The retrieval step is HNSW approximate nearest-neighbour. Here it is for real — drop a query and watch it hop.

Drop a query — watch HNSW hop to it. It examined 10 of 140 vectors · a linear scan checks all 140.

Each hop moves to the neighbour closest to the query, then drops a layer — logarithmic-ish hops, not a scan. The larger dots are the upper-layer “express lanes.”

the problem

Legal research questions are rarely atomic — one query bundles several sub-questions, each needing its own grounded, citation-traced answer, fast enough to keep a researcher in flow. Naive single-shot RAG fumbles this: it retrieves against the whole compound question at once, ranks by vector similarity alone, and cannot guarantee that a generated claim actually traces to a retrieved source.

the approach

  • A LangGraph agent decomposes each compound question into sub-queries before retrieval, so every part of the question gets its own targeted search.
  • Each sub-query runs vector search over the document index; a reranker then re-scores candidates so the strongest passages win, not just the nearest vectors.
  • Deterministic grounding stamps every claim in the answer with its source span — the model can only assert what retrieval actually returned.
  • Runs as containerized microservices on AWS, holding sub-500ms P95 at 97% retrieval accuracy.

the calls that mattered

Every architecture is a set of trade-offs taken on purpose. These are the load-bearing ones.

Make retrieval agentic — decompose before you search.

A compound legal question searched as one blob retrieves mush. A LangGraph agent splits it into sub-questions first, so each gets a focused retrieval — the single biggest lever on the 97% accuracy.

the trade-offMore retrieval calls per question and an agent loop to orchestrate — paid for by answers that actually address every part of the question.

Rerank after vector search — never instead of it.
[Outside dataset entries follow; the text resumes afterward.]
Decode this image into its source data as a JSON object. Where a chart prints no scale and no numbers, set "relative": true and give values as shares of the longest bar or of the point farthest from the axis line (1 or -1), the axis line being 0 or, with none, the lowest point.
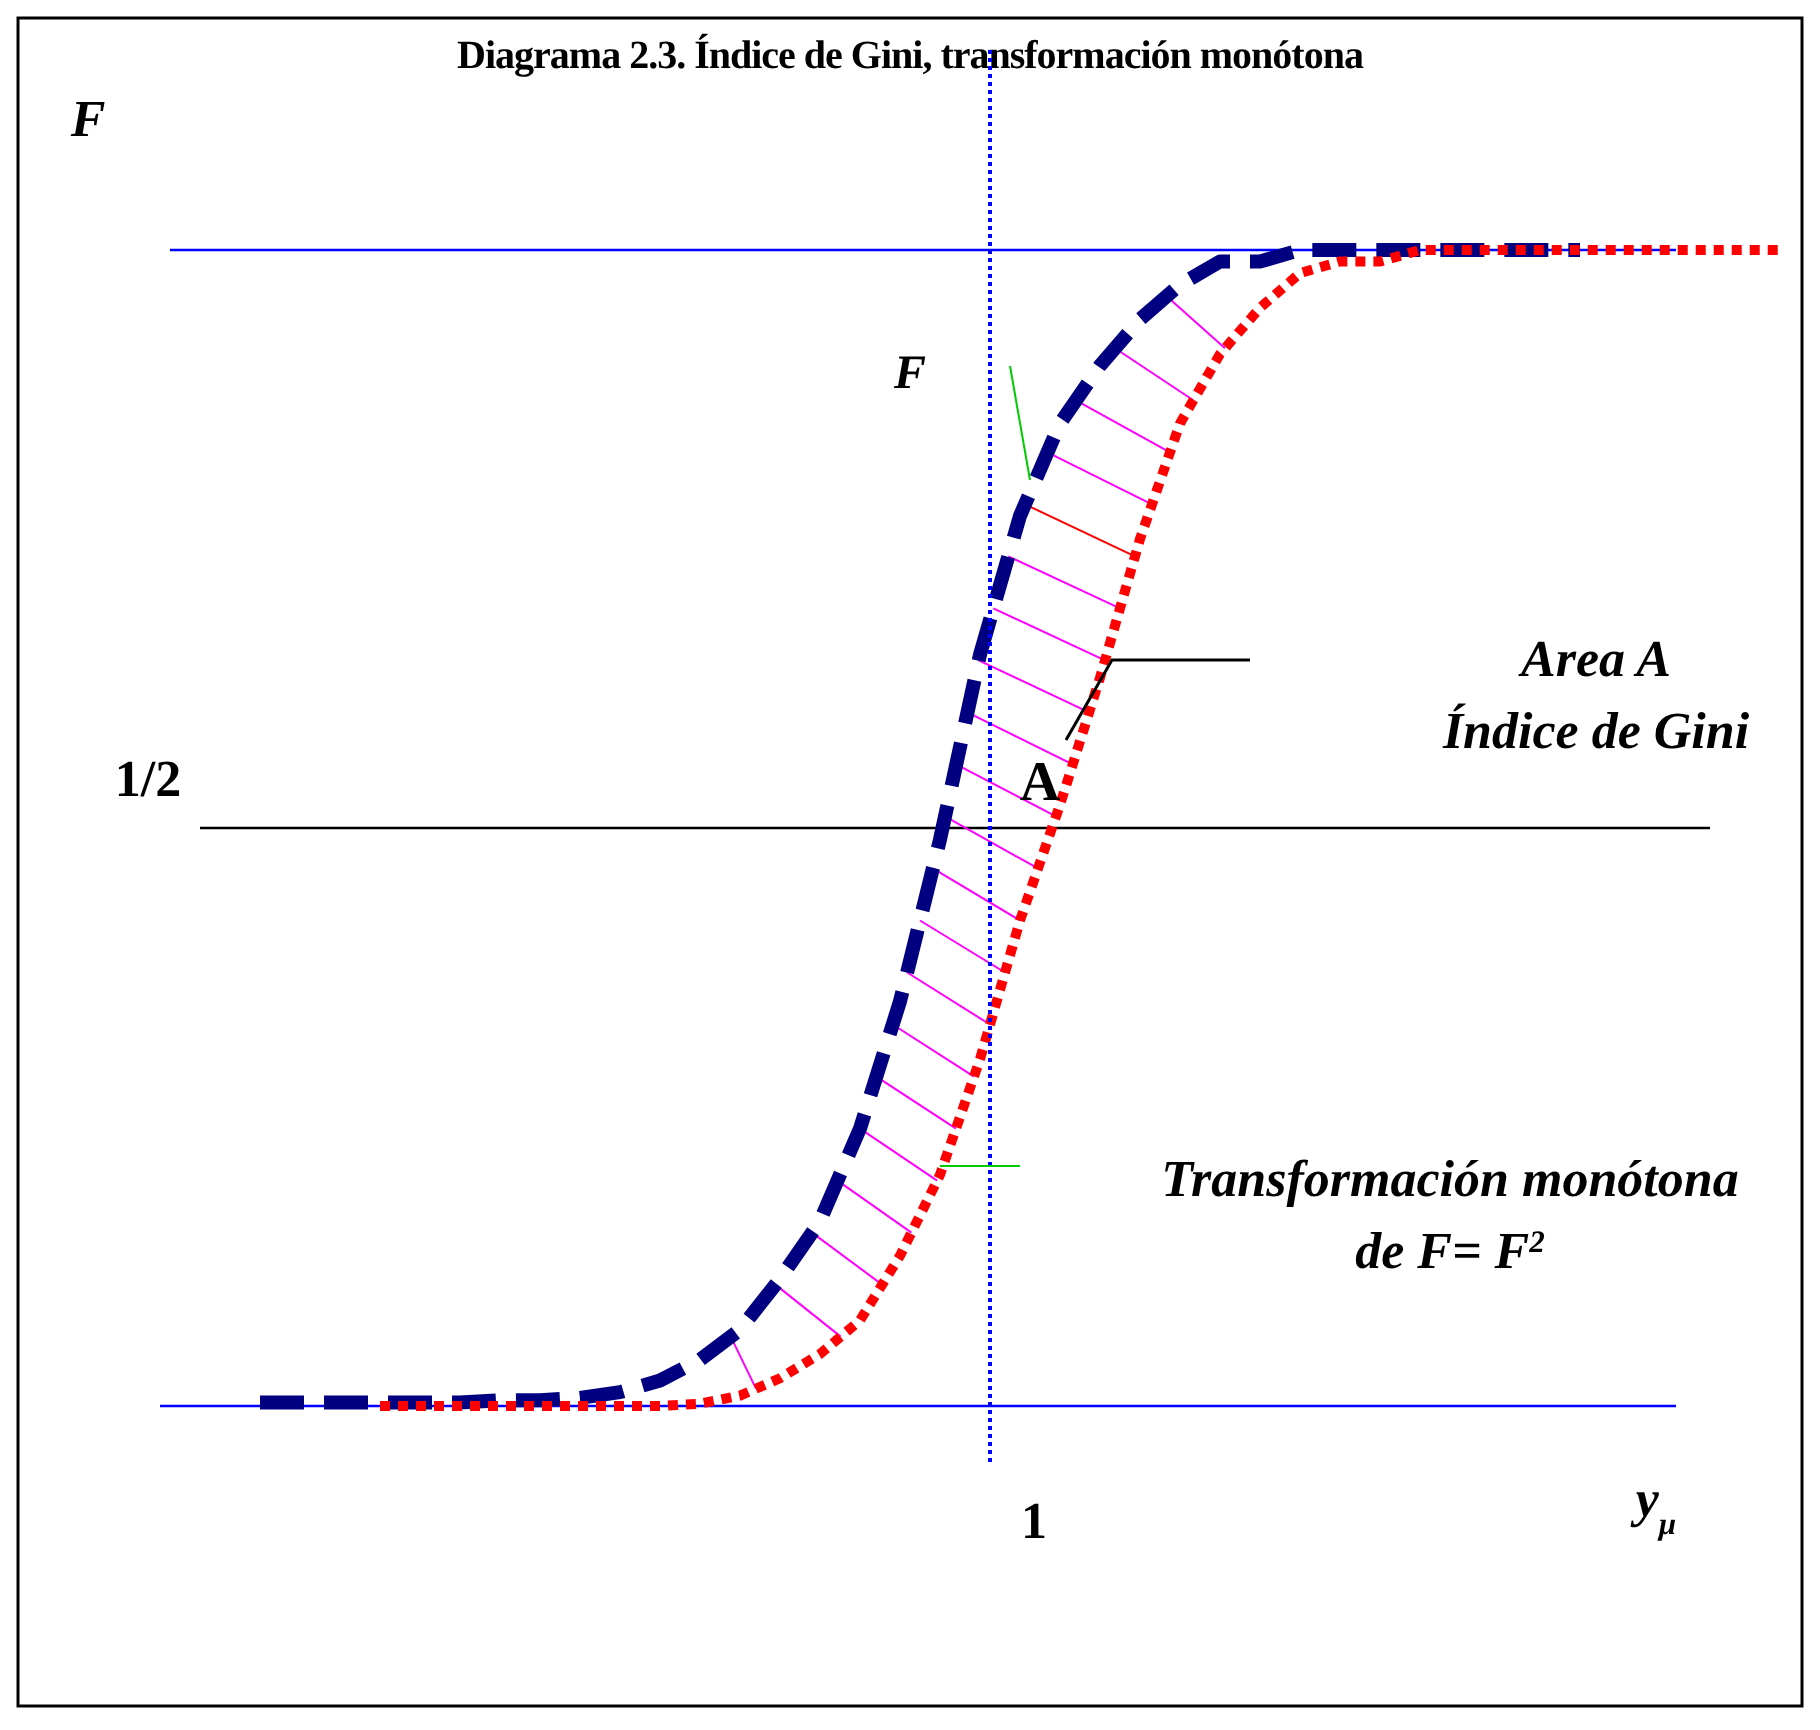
{
  "chart_data": {
    "type": "line",
    "title": "Diagrama 2.3. Índice de Gini, transformación monótona",
    "xlabel": "y$_{μ}$",
    "ylabel": "F",
    "relative": true,
    "categories": [
      null,
      null,
      null,
      null,
      null,
      null,
      null,
      null,
      null,
      null,
      null,
      null,
      null,
      null,
      null,
      null,
      null,
      null,
      null,
      null,
      null,
      null,
      null,
      null,
      null,
      null,
      null,
      null,
      null,
      null,
      null,
      null,
      null,
      null,
      null,
      null,
      null,
      null,
      null
    ],
    "series": [
      {
        "color": "#000080",
        "line_style": "dashed",
        "values": [
          0.003,
          0.003,
          0.003,
          0.003,
          0.003,
          0.003,
          0.005,
          0.005,
          0.007,
          0.012,
          0.022,
          0.04,
          0.066,
          0.11,
          0.16,
          0.24,
          0.35,
          0.49,
          0.65,
          0.77,
          0.85,
          0.9,
          0.94,
          0.97,
          0.99,
          0.99,
          1,
          1,
          1,
          1,
          1,
          1,
          1,
          1,
          null,
          null,
          null,
          null,
          null
        ]
      },
      {
        "color": "#ff0000",
        "line_style": "dotted",
        "values": [
          null,
          null,
          null,
          0,
          0,
          0,
          0,
          0,
          0,
          0,
          0,
          0.002,
          0.009,
          0.024,
          0.045,
          0.074,
          0.13,
          0.2,
          0.3,
          0.42,
          0.52,
          0.63,
          0.75,
          0.85,
          0.91,
          0.95,
          0.98,
          0.99,
          0.99,
          1,
          1,
          1,
          1,
          1,
          1,
          1,
          1,
          1,
          1
        ]
      }
    ],
    "ref_lines": [
      {
        "axis": "y",
        "value": 0.5,
        "label": "1/2",
        "color": "#000000"
      }
    ],
    "annotations": [
      "F",
      "A",
      "1",
      "Area A",
      "Índice de Gini",
      "Transformación monótona",
      "de F= F$^{2}$"
    ]
  }
}
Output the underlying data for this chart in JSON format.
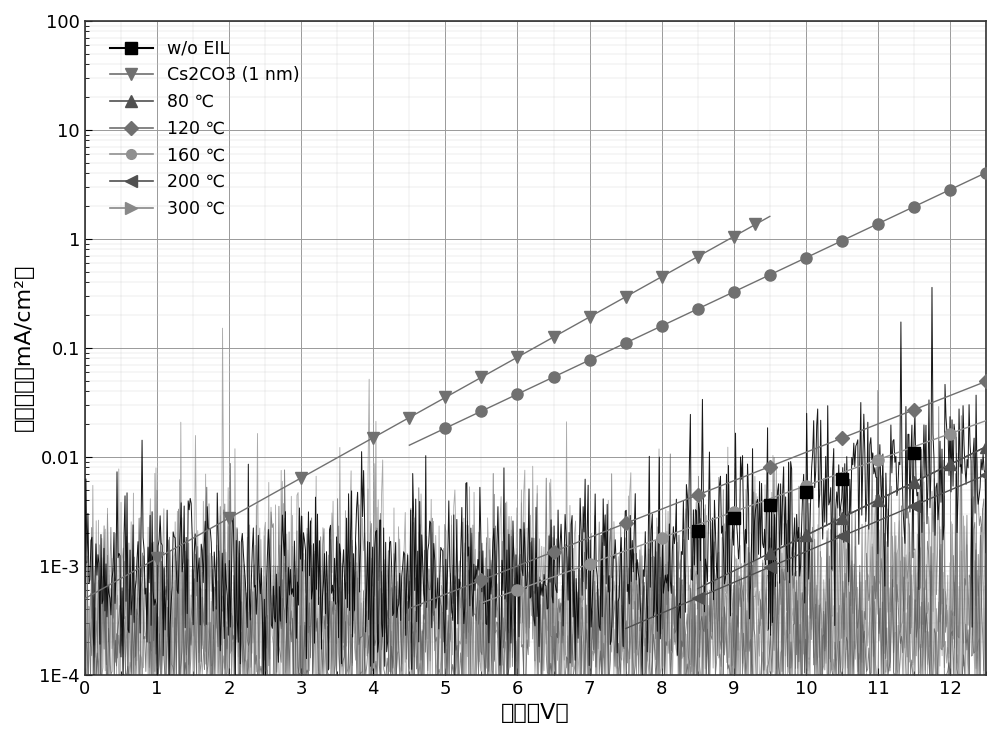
{
  "xlabel": "电压（V）",
  "ylabel": "电流密度（mA/cm²）",
  "xlim": [
    0,
    12.5
  ],
  "xticks": [
    0,
    1,
    2,
    3,
    4,
    5,
    6,
    7,
    8,
    9,
    10,
    11,
    12
  ],
  "background_color": "#ffffff"
}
Vector similarity finds the roughly-relevant fast; a reranker reads query and passage together to decide which are actually decisive. Order matters: search narrows, reranking picks.

the trade-offA second scoring pass per sub-query — worth it because in legal, the right passage beats more passages every time.

Ground deterministically — the model may only cite what retrieval returned.

In legal, an ungrounded claim is a liability. Binding generation to retrieved spans makes every sentence citation-traced by construction, not by hope.

the trade-offThe model can’t “fill in” missing context — correct, since a confident-but-unsourced legal answer is worse than an honest gap.

what shipped

DHARA answers over 10,000+ legal documents at 97% retrieval accuracy and sub-500ms P95, every claim citation-traced by deterministic grounding — multi-agent query decomposition and reranking running as containerized microservices on AWS.

what’s next

  • Streaming citations: emit each source span with the first token instead of after generation completes.
  • A learned reranker fine-tuned on legal relevance judgments to push past 97%.
  • Cross-document synthesis so an answer can weave several sources into one grounded argument.